Pelarangan terhadap abaya, jilbab atau pun cadar menunjukkan pemerintah Prancis fobia terhadap Islam. Hanya saja mereka berdalih sebagai penganut negara sekuler.
Oleh. Luluk Kiftiyah
(Kontributor NarasiPost.Com & Muslimahpreneur)
NarasiPost.Com-Sejak tahun 1905 Prancis menetapkan pemisahan gereja dan agama (sekularisme), atau dalam bahasa Prancis disebut laicite. Sejak itulah dikeluarkan undang-undang yang melindungi sekularisme, guna melindungi kebebasan warga untuk menjalankan agama. Namun, juga untuk mencegah masuknya agama di institusi-institusi negara.
Sejauh ini, sekularisme atau laicite menempati posisi sentral dalam identitas nasional Prancis dan menjadi bagian yang melekat dari moto pascarevolusi, yaitu liberty (kebebasan), equality (kesetaraan), dan fraternity (persaudaraan). Berangkat dari prinsip laicite inilah, ruang publik seperti kantor, tempat kerja, ruang kelas dan yang lainnya, harus bebas dari agama.

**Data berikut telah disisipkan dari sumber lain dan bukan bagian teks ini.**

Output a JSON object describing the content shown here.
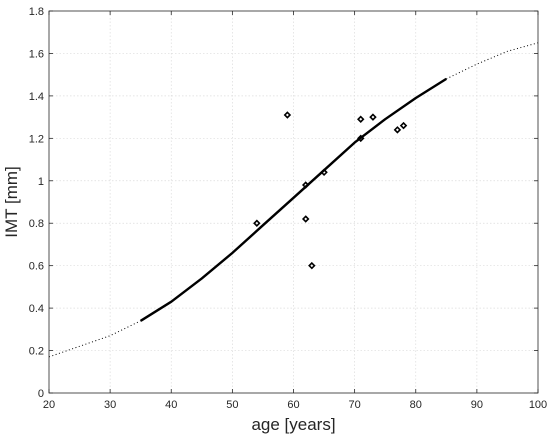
{
  "chart_data": {
    "type": "scatter",
    "xlabel": "age [years]",
    "ylabel": "IMT [mm]",
    "xlim": [
      20,
      100
    ],
    "ylim": [
      0,
      1.8
    ],
    "x_ticks": [
      20,
      30,
      40,
      50,
      60,
      70,
      80,
      90,
      100
    ],
    "y_ticks": [
      0,
      0.2,
      0.4,
      0.6,
      0.8,
      1,
      1.2,
      1.4,
      1.6,
      1.8
    ],
    "grid": true,
    "points": [
      {
        "x": 54,
        "y": 0.8
      },
      {
        "x": 59,
        "y": 1.31
      },
      {
        "x": 62,
        "y": 0.98
      },
      {
        "x": 62,
        "y": 0.82
      },
      {
        "x": 63,
        "y": 0.6
      },
      {
        "x": 65,
        "y": 1.04
      },
      {
        "x": 71,
        "y": 1.29
      },
      {
        "x": 71,
        "y": 1.2
      },
      {
        "x": 73,
        "y": 1.3
      },
      {
        "x": 77,
        "y": 1.24
      },
      {
        "x": 78,
        "y": 1.26
      }
    ],
    "fit_curve": {
      "style_solid_range": [
        35,
        85
      ],
      "style_dotted_range": [
        [
          20,
          35
        ],
        [
          85,
          100
        ]
      ],
      "x": [
        20,
        25,
        30,
        35,
        40,
        45,
        50,
        55,
        60,
        65,
        70,
        75,
        80,
        85,
        90,
        95,
        100
      ],
      "y": [
        0.17,
        0.22,
        0.27,
        0.34,
        0.43,
        0.54,
        0.66,
        0.79,
        0.92,
        1.05,
        1.18,
        1.29,
        1.39,
        1.48,
        1.55,
        1.61,
        1.65
      ]
    },
    "colors": {
      "marker": "#000000",
      "curve": "#000000",
      "axis": "#262626",
      "grid": "#dcdcdc"
    }
  }
}
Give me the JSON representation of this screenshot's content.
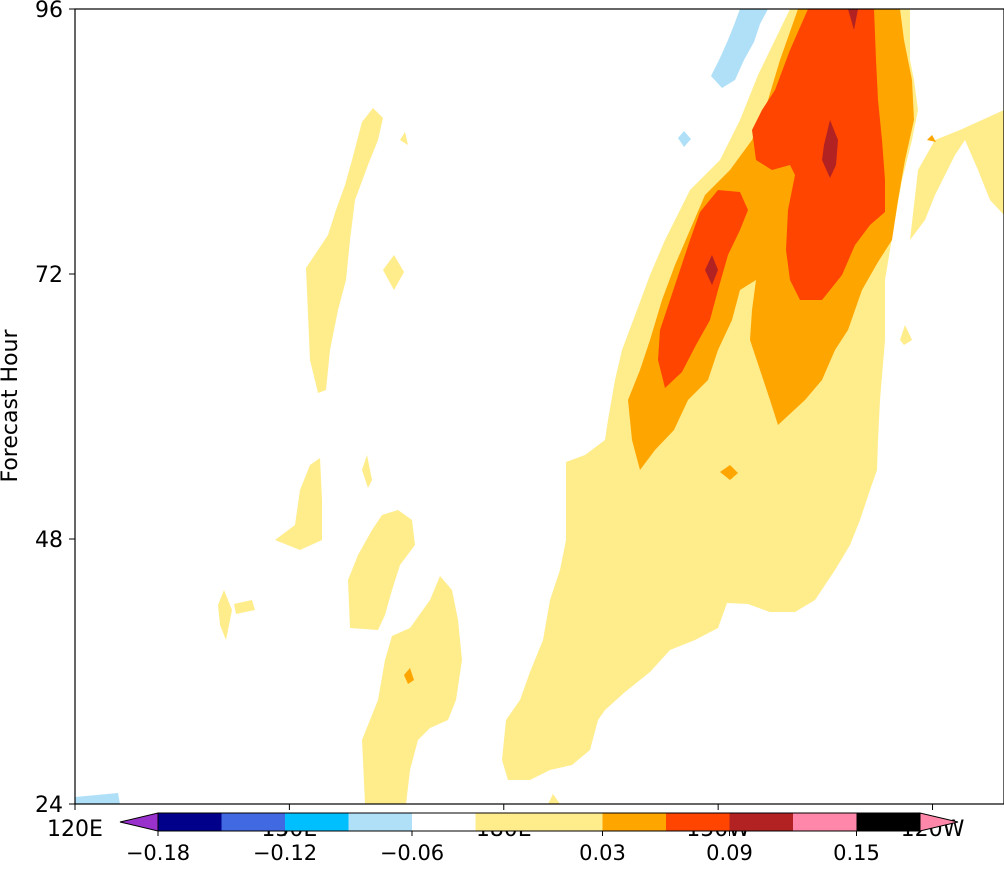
{
  "chart_data": {
    "type": "heatmap",
    "title": "",
    "xlabel": "",
    "ylabel": "Forecast Hour",
    "x_ticks": [
      "120E",
      "150E",
      "180E",
      "150W",
      "120W"
    ],
    "y_ticks": [
      "24",
      "48",
      "72",
      "96"
    ],
    "x_range_deg_east": [
      120,
      250
    ],
    "ylim": [
      24,
      96
    ],
    "grid": false,
    "colorbar": {
      "orientation": "horizontal",
      "extend": "both",
      "levels": [
        -0.18,
        -0.15,
        -0.12,
        -0.09,
        -0.06,
        -0.03,
        0.03,
        0.06,
        0.09,
        0.12,
        0.15,
        0.18
      ],
      "tick_labels": [
        "−0.18",
        "−0.12",
        "−0.06",
        "0.03",
        "0.09",
        "0.15"
      ],
      "tick_values": [
        -0.18,
        -0.12,
        -0.06,
        0.03,
        0.09,
        0.15
      ],
      "colors": [
        "#9932cc",
        "#00008b",
        "#4169e1",
        "#00bfff",
        "#b0e0f8",
        "#ffffff",
        "#ffec8b",
        "#ffa500",
        "#ff4500",
        "#b22222",
        "#ff88aa"
      ]
    },
    "level_colors": {
      "light_blue": "#b0e0f8",
      "yellow": "#ffec8b",
      "orange": "#ffa500",
      "red_orange": "#ff4500",
      "dark_red": "#b22222"
    },
    "features": [
      {
        "level": "yellow",
        "lon_range": [
          240,
          250
        ],
        "hour_range": [
          80,
          96
        ]
      },
      {
        "level": "yellow",
        "lon_range": [
          185,
          232
        ],
        "hour_range": [
          24,
          92
        ]
      },
      {
        "level": "yellow",
        "lon_range": [
          155,
          167
        ],
        "hour_range": [
          24,
          48
        ]
      },
      {
        "level": "yellow",
        "lon_range": [
          145,
          152
        ],
        "hour_range": [
          48,
          56
        ]
      },
      {
        "level": "yellow",
        "lon_range": [
          151,
          159
        ],
        "hour_range": [
          62,
          88
        ]
      },
      {
        "level": "orange",
        "lon_range": [
          203,
          235
        ],
        "hour_range": [
          55,
          96
        ]
      },
      {
        "level": "red_orange",
        "lon_range": [
          211,
          230
        ],
        "hour_range": [
          65,
          96
        ]
      },
      {
        "level": "dark_red",
        "lon_range": [
          228,
          230
        ],
        "hour_range": [
          79,
          85
        ]
      },
      {
        "level": "dark_red",
        "lon_range": [
          214,
          215
        ],
        "hour_range": [
          72,
          74
        ]
      },
      {
        "level": "light_blue",
        "lon_range": [
          220,
          228
        ],
        "hour_range": [
          89,
          96
        ]
      },
      {
        "level": "light_blue",
        "lon_range": [
          120,
          125
        ],
        "hour_range": [
          24,
          25
        ]
      }
    ]
  }
}
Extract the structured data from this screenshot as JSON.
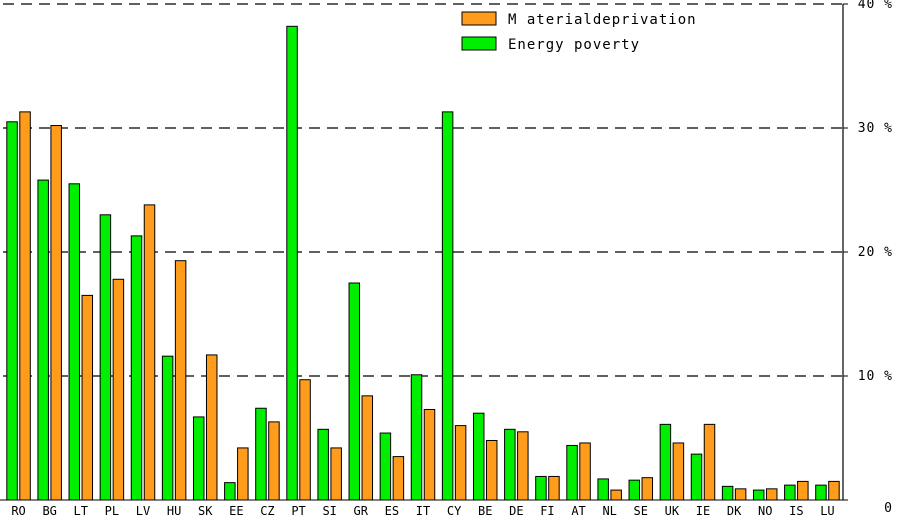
{
  "chart_data": {
    "type": "bar",
    "categories": [
      "RO",
      "BG",
      "LT",
      "PL",
      "LV",
      "HU",
      "SK",
      "EE",
      "CZ",
      "PT",
      "SI",
      "GR",
      "ES",
      "IT",
      "CY",
      "BE",
      "DE",
      "FI",
      "AT",
      "NL",
      "SE",
      "UK",
      "IE",
      "DK",
      "NO",
      "IS",
      "LU"
    ],
    "series": [
      {
        "name": "Energy poverty",
        "color": "#00ee00",
        "values": [
          30.5,
          25.8,
          25.5,
          23.0,
          21.3,
          11.6,
          6.7,
          1.4,
          7.4,
          38.2,
          5.7,
          17.5,
          5.4,
          10.1,
          31.3,
          7.0,
          5.7,
          1.9,
          4.4,
          1.7,
          1.6,
          6.1,
          3.7,
          1.1,
          0.8,
          1.2,
          1.2
        ]
      },
      {
        "name": "M aterialdeprivation",
        "color": "#ff9c1c",
        "values": [
          31.3,
          30.2,
          16.5,
          17.8,
          23.8,
          19.3,
          11.7,
          4.2,
          6.3,
          9.7,
          4.2,
          8.4,
          3.5,
          7.3,
          6.0,
          4.8,
          5.5,
          1.9,
          4.6,
          0.8,
          1.8,
          4.6,
          6.1,
          0.9,
          0.9,
          1.5,
          1.5
        ]
      }
    ],
    "ylim": [
      0,
      40
    ],
    "yticks": [
      {
        "value": 0,
        "label": "0"
      },
      {
        "value": 10,
        "label": "10 %"
      },
      {
        "value": 20,
        "label": "20 %"
      },
      {
        "value": 30,
        "label": "30 %"
      },
      {
        "value": 40,
        "label": "40 %"
      }
    ],
    "grid": true,
    "legend_position": "top-center",
    "title": "",
    "xlabel": "",
    "ylabel": ""
  }
}
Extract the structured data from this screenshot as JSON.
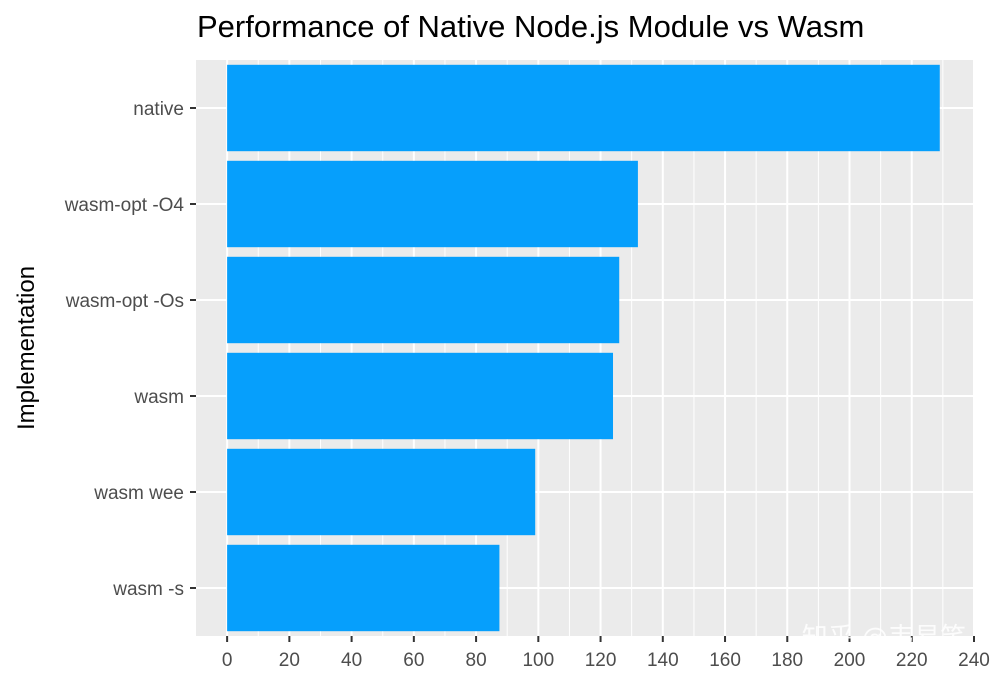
{
  "chart_data": {
    "type": "bar",
    "orientation": "horizontal",
    "title": "Performance of Native Node.js Module vs Wasm",
    "xlabel": "",
    "ylabel": "Implementation",
    "categories": [
      "native",
      "wasm-opt -O4",
      "wasm-opt -Os",
      "wasm",
      "wasm wee",
      "wasm -s"
    ],
    "values": [
      229,
      132,
      126,
      124,
      99,
      87.5
    ],
    "xlim": [
      -10,
      240
    ],
    "xticks": [
      0,
      20,
      40,
      60,
      80,
      100,
      120,
      140,
      160,
      180,
      200,
      220,
      240
    ],
    "grid": true,
    "legend": "none",
    "colors": {
      "bar": "#069ffc",
      "panel": "#ebebeb",
      "grid": "#ffffff",
      "tick_text": "#4d4d4d",
      "tick_mark": "#333333"
    }
  },
  "watermark": "知乎 @韦易笑"
}
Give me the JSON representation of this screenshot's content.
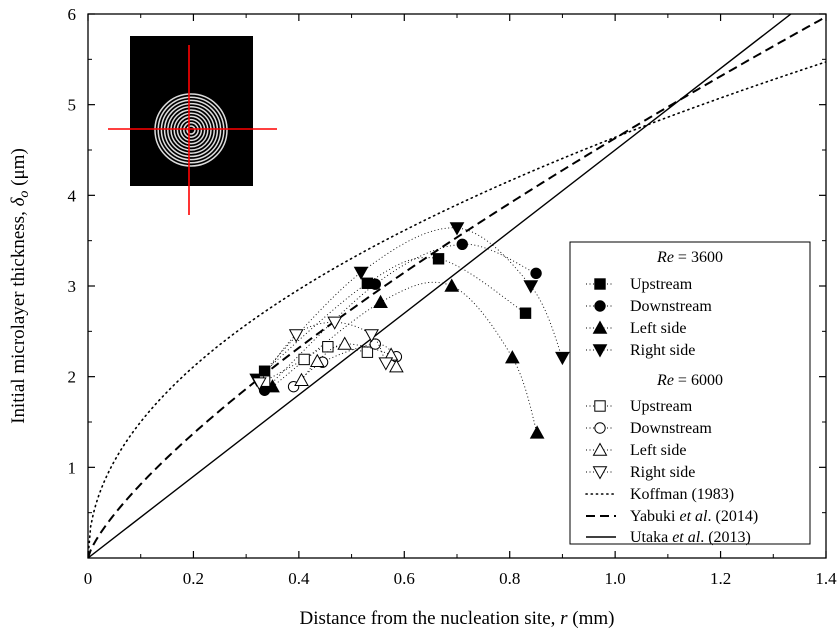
{
  "chart_data": {
    "type": "scatter",
    "xlabel": {
      "prefix": "Distance from the nucleation site, ",
      "symbol": "r",
      "suffix": " (mm)"
    },
    "ylabel": {
      "prefix": "Initial microlayer thickness, ",
      "symbol": "δ",
      "subscript": "o",
      "suffix": " (μm)"
    },
    "xlim": [
      0,
      1.4
    ],
    "ylim": [
      0,
      6
    ],
    "x_ticks": [
      "0",
      "0.2",
      "0.4",
      "0.6",
      "0.8",
      "1.0",
      "1.2",
      "1.4"
    ],
    "y_ticks": [
      "1",
      "2",
      "3",
      "4",
      "5",
      "6"
    ],
    "grid": false,
    "legend_position": "right",
    "groups": [
      {
        "heading": {
          "symbol": "Re",
          "value": " = 3600"
        }
      },
      {
        "heading": {
          "symbol": "Re",
          "value": " = 6000"
        }
      }
    ],
    "series": [
      {
        "name": "Upstream",
        "group": 0,
        "marker": "square",
        "filled": true,
        "x": [
          0.335,
          0.53,
          0.665,
          0.83
        ],
        "y": [
          2.06,
          3.03,
          3.3,
          2.7
        ]
      },
      {
        "name": "Downstream",
        "group": 0,
        "marker": "circle",
        "filled": true,
        "x": [
          0.335,
          0.545,
          0.71,
          0.85
        ],
        "y": [
          1.85,
          3.02,
          3.46,
          3.14
        ]
      },
      {
        "name": "Left side",
        "group": 0,
        "marker": "triangle-up",
        "filled": true,
        "x": [
          0.35,
          0.555,
          0.69,
          0.805,
          0.852
        ],
        "y": [
          1.89,
          2.82,
          3.0,
          2.21,
          1.38
        ]
      },
      {
        "name": "Right side",
        "group": 0,
        "marker": "triangle-down",
        "filled": true,
        "x": [
          0.32,
          0.518,
          0.7,
          0.84,
          0.9
        ],
        "y": [
          1.97,
          3.15,
          3.64,
          3.0,
          2.21
        ]
      },
      {
        "name": "Upstream",
        "group": 1,
        "marker": "square",
        "filled": false,
        "x": [
          0.335,
          0.41,
          0.455,
          0.53
        ],
        "y": [
          1.95,
          2.19,
          2.33,
          2.27
        ]
      },
      {
        "name": "Downstream",
        "group": 1,
        "marker": "circle",
        "filled": false,
        "x": [
          0.39,
          0.445,
          0.545,
          0.585
        ],
        "y": [
          1.89,
          2.16,
          2.36,
          2.22
        ]
      },
      {
        "name": "Left side",
        "group": 1,
        "marker": "triangle-up",
        "filled": false,
        "x": [
          0.405,
          0.435,
          0.487,
          0.575,
          0.585
        ],
        "y": [
          1.96,
          2.17,
          2.36,
          2.24,
          2.11
        ]
      },
      {
        "name": "Right side",
        "group": 1,
        "marker": "triangle-down",
        "filled": false,
        "x": [
          0.325,
          0.395,
          0.468,
          0.538,
          0.565
        ],
        "y": [
          1.93,
          2.46,
          2.6,
          2.46,
          2.15
        ]
      }
    ],
    "model_lines": [
      {
        "name": {
          "text": "Koffman (1983)",
          "italic": "",
          "tail": ""
        },
        "style": "dotted"
      },
      {
        "name": {
          "text": "Yabuki ",
          "italic": "et al",
          "tail": ". (2014)"
        },
        "style": "dashed"
      },
      {
        "name": {
          "text": "Utaka ",
          "italic": "et al",
          "tail": ". (2013)"
        },
        "style": "solid"
      }
    ],
    "colors": {
      "axis": "#000000",
      "inset_background": "#000000",
      "inset_crosshair": "#ff0000",
      "inset_rings": "#dddddd"
    }
  }
}
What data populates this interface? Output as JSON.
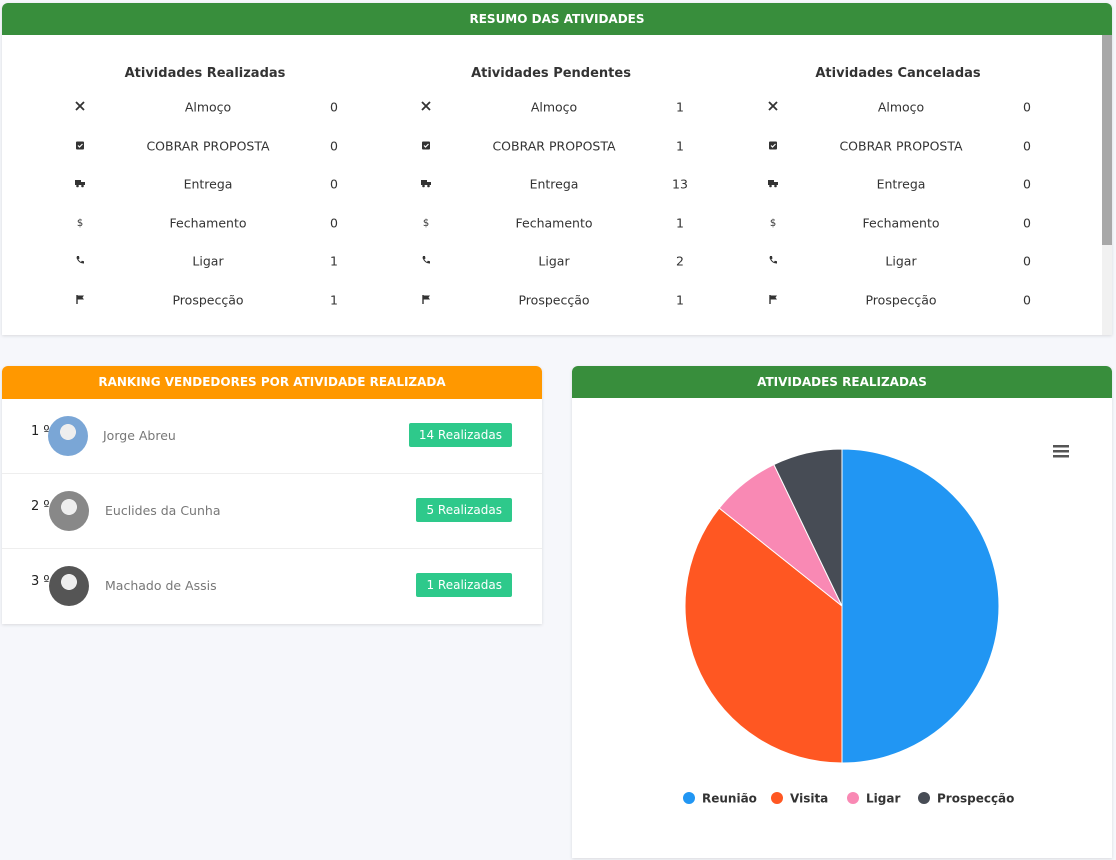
{
  "summary": {
    "title": "RESUMO DAS ATIVIDADES",
    "columns": [
      {
        "title": "Atividades Realizadas",
        "rows": [
          {
            "label": "Almoço",
            "value": "0"
          },
          {
            "label": "COBRAR PROPOSTA",
            "value": "0"
          },
          {
            "label": "Entrega",
            "value": "0"
          },
          {
            "label": "Fechamento",
            "value": "0"
          },
          {
            "label": "Ligar",
            "value": "1"
          },
          {
            "label": "Prospecção",
            "value": "1"
          }
        ]
      },
      {
        "title": "Atividades Pendentes",
        "rows": [
          {
            "label": "Almoço",
            "value": "1"
          },
          {
            "label": "COBRAR PROPOSTA",
            "value": "1"
          },
          {
            "label": "Entrega",
            "value": "13"
          },
          {
            "label": "Fechamento",
            "value": "1"
          },
          {
            "label": "Ligar",
            "value": "2"
          },
          {
            "label": "Prospecção",
            "value": "1"
          }
        ]
      },
      {
        "title": "Atividades Canceladas",
        "rows": [
          {
            "label": "Almoço",
            "value": "0"
          },
          {
            "label": "COBRAR PROPOSTA",
            "value": "0"
          },
          {
            "label": "Entrega",
            "value": "0"
          },
          {
            "label": "Fechamento",
            "value": "0"
          },
          {
            "label": "Ligar",
            "value": "0"
          },
          {
            "label": "Prospecção",
            "value": "0"
          }
        ]
      }
    ]
  },
  "ranking": {
    "title": "RANKING VENDEDORES POR ATIVIDADE REALIZADA",
    "rows": [
      {
        "position": "1 º",
        "name": "Jorge Abreu",
        "badge": "14 Realizadas"
      },
      {
        "position": "2 º",
        "name": "Euclides da Cunha",
        "badge": "5 Realizadas"
      },
      {
        "position": "3 º",
        "name": "Machado de Assis",
        "badge": "1 Realizadas"
      }
    ]
  },
  "chart_data": {
    "type": "pie",
    "title": "ATIVIDADES REALIZADAS",
    "categories": [
      "Reunião",
      "Visita",
      "Ligar",
      "Prospecção"
    ],
    "values": [
      7,
      5,
      1,
      1
    ],
    "colors": [
      "#2196f3",
      "#ff5722",
      "#f989b4",
      "#474c55"
    ]
  }
}
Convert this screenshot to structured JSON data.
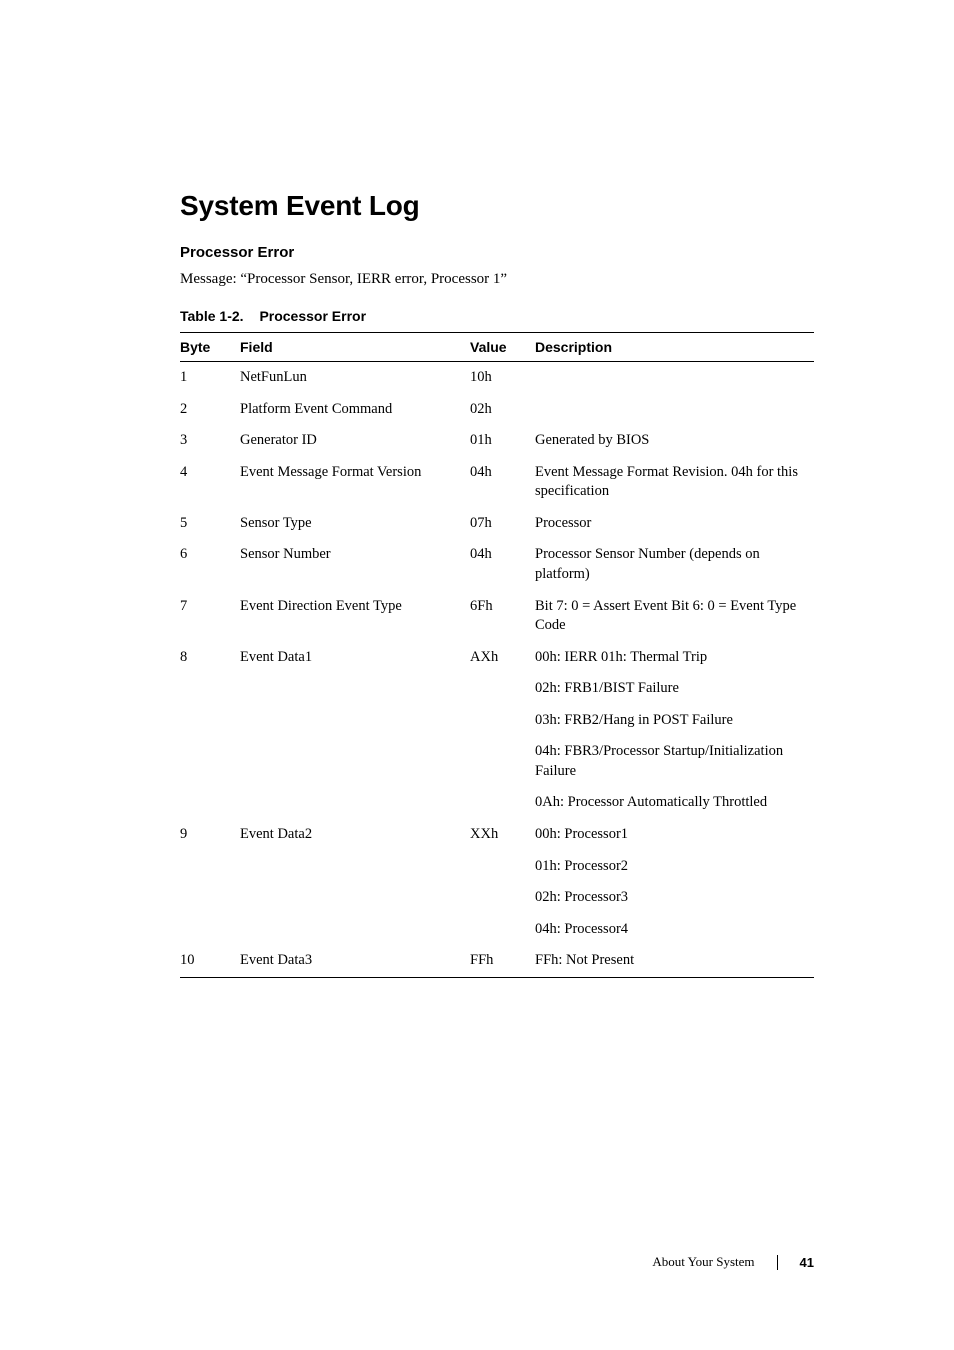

Inilah alasan Presiden Emmanuel Macron tak kompromi dan bersikeras melarang Abaya di sekolah. Dia menegaskan, bahwa sekolah di Prancis bersifat sekuler, gratis dan wajib. Oleh karena itu, simbol-simbol agama apa pun tidak memiliki tempat di dalamnya. Dalam hal ini, Presiden Macron tidak akan membiarkan para guru dan kepala sekolah bekerja sendiri. Artinya, ia akan mengerahkan aparat hukum untuk memastikan penegakan larangan abaya di sekolah. (cnnindonesia.com, 3/9/2023)
Tahun lalu pemerintah Prancis juga menerapkan larangan dan pembatasan terhadap pakaian muslim. Seperti, melarang mengenakan jilbab dan cadar dalam kompetisi olahraga. Sehingga aturan tersebut mengundang sentimen terhadap umat muslim. Sebab di satu sisi, Prancis menjunjung tinggi nilai-nilai hak asasi manusia (HAM). Namun di sisi lain, melarang jilbab dan cadar. Pelarangan ini telah mencederai hak asasi manusia itu sendiri.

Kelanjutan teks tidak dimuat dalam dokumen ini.